We developed a web-based patient survey and provider survey through an iterative process (Supplemental Appendix 1). The patient survey included 30 multiple-choice and closed-ended questions and an open comment section. It was designed to assess patients’ clinical outcomes, perception of the systems’ safety and reliability, and the diabetes teams’ role in the patient’s adoption of DIYAPS. Responses were accepted from patients or caregivers located in the United States and over 14 years old. The survey was distributed in February 2019 via the “Looped” Facebook group and via Twitter by tagging the post with #WeAreNotWaiting, #Loop, and #OpenAPS.

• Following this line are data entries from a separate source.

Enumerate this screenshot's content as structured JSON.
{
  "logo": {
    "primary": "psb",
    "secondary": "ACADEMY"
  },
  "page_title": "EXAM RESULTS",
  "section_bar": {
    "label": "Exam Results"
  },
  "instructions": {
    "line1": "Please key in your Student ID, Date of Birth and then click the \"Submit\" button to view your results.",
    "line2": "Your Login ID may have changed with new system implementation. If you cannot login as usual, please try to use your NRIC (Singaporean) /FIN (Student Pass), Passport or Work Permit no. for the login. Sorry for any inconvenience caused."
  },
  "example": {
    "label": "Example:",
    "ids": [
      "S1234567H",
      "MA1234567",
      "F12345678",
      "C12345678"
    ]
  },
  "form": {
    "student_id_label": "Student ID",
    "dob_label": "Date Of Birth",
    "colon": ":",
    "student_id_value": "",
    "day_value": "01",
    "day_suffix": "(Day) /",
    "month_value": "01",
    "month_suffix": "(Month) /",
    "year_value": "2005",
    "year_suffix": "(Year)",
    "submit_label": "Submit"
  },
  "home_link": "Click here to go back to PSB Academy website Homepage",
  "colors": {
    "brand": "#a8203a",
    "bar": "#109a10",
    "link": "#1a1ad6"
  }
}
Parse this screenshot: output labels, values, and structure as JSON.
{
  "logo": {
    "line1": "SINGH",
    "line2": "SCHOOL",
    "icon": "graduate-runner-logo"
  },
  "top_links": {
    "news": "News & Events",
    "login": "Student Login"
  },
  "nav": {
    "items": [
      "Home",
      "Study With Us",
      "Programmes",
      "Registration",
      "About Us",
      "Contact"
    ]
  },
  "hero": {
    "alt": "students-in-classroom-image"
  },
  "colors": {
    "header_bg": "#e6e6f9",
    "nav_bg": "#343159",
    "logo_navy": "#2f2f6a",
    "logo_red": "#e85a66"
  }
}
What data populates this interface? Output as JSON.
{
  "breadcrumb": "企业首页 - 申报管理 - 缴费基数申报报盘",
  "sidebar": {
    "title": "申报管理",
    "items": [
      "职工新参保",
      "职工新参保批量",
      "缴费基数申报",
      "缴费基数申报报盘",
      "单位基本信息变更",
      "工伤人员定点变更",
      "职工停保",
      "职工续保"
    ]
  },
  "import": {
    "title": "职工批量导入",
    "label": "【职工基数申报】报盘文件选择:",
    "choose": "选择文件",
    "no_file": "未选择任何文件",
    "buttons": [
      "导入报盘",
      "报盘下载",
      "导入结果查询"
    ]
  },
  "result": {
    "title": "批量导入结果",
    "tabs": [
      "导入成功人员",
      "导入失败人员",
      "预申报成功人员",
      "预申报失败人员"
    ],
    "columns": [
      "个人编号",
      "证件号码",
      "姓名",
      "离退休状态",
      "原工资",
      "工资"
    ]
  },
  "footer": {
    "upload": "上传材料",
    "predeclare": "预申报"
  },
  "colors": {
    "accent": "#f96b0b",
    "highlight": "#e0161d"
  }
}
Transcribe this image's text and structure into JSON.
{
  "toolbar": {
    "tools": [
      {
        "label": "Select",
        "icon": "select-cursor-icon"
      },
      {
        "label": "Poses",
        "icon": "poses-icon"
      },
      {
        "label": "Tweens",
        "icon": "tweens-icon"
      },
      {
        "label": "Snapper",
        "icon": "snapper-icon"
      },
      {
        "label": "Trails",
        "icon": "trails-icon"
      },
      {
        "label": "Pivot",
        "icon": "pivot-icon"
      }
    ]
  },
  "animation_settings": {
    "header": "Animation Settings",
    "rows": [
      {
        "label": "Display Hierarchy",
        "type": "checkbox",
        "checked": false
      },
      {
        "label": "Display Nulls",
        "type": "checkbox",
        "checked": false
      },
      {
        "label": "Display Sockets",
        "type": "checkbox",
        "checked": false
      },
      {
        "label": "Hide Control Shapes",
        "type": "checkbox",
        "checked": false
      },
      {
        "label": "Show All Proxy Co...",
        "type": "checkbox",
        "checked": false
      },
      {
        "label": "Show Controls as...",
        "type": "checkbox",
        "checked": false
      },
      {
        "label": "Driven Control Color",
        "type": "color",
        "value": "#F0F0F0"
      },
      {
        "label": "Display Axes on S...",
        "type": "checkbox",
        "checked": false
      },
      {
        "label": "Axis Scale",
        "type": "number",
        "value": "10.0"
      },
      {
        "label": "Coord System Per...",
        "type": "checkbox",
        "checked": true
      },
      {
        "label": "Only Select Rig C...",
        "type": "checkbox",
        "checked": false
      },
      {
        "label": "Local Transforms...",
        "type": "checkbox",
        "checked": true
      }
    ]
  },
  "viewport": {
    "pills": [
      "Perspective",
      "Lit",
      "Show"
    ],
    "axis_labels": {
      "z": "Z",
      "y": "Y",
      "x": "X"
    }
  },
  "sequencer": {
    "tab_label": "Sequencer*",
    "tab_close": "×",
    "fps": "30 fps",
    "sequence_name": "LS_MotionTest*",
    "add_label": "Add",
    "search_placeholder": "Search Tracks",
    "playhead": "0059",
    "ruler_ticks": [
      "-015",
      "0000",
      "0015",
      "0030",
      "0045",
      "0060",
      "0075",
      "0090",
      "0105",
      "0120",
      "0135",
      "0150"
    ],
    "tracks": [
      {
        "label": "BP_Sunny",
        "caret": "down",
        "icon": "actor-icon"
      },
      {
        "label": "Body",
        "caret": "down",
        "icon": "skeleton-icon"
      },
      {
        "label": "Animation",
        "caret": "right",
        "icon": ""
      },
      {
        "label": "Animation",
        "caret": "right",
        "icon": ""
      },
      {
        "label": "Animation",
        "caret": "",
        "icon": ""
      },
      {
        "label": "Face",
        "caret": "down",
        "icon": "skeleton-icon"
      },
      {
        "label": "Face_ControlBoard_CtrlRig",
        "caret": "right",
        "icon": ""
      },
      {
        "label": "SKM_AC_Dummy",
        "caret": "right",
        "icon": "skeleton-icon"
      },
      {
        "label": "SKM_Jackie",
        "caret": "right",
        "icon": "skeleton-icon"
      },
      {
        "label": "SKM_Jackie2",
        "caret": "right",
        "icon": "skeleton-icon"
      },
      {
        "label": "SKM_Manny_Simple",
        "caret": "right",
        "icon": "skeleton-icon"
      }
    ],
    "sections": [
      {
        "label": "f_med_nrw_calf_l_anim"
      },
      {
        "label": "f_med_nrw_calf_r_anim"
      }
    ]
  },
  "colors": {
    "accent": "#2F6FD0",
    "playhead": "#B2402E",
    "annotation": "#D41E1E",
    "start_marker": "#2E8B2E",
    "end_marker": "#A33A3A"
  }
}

The provider survey included 21 multiple-choice, close-ended, and rating questions, and an open comment section. It was designed to assess the level of familiarity diabetes practitioners had with DIYAPS, their approach to patients interested in adopting it, and what they perceived as the most significant barriers to supporting patients with it. The survey was distributed via the American Association of Diabetes Educators’ e-mail newsletter in April 2019 (12 659 members) and the Pediatric Endocrine Society membership e-mail listserv in May 2019 (1280 members).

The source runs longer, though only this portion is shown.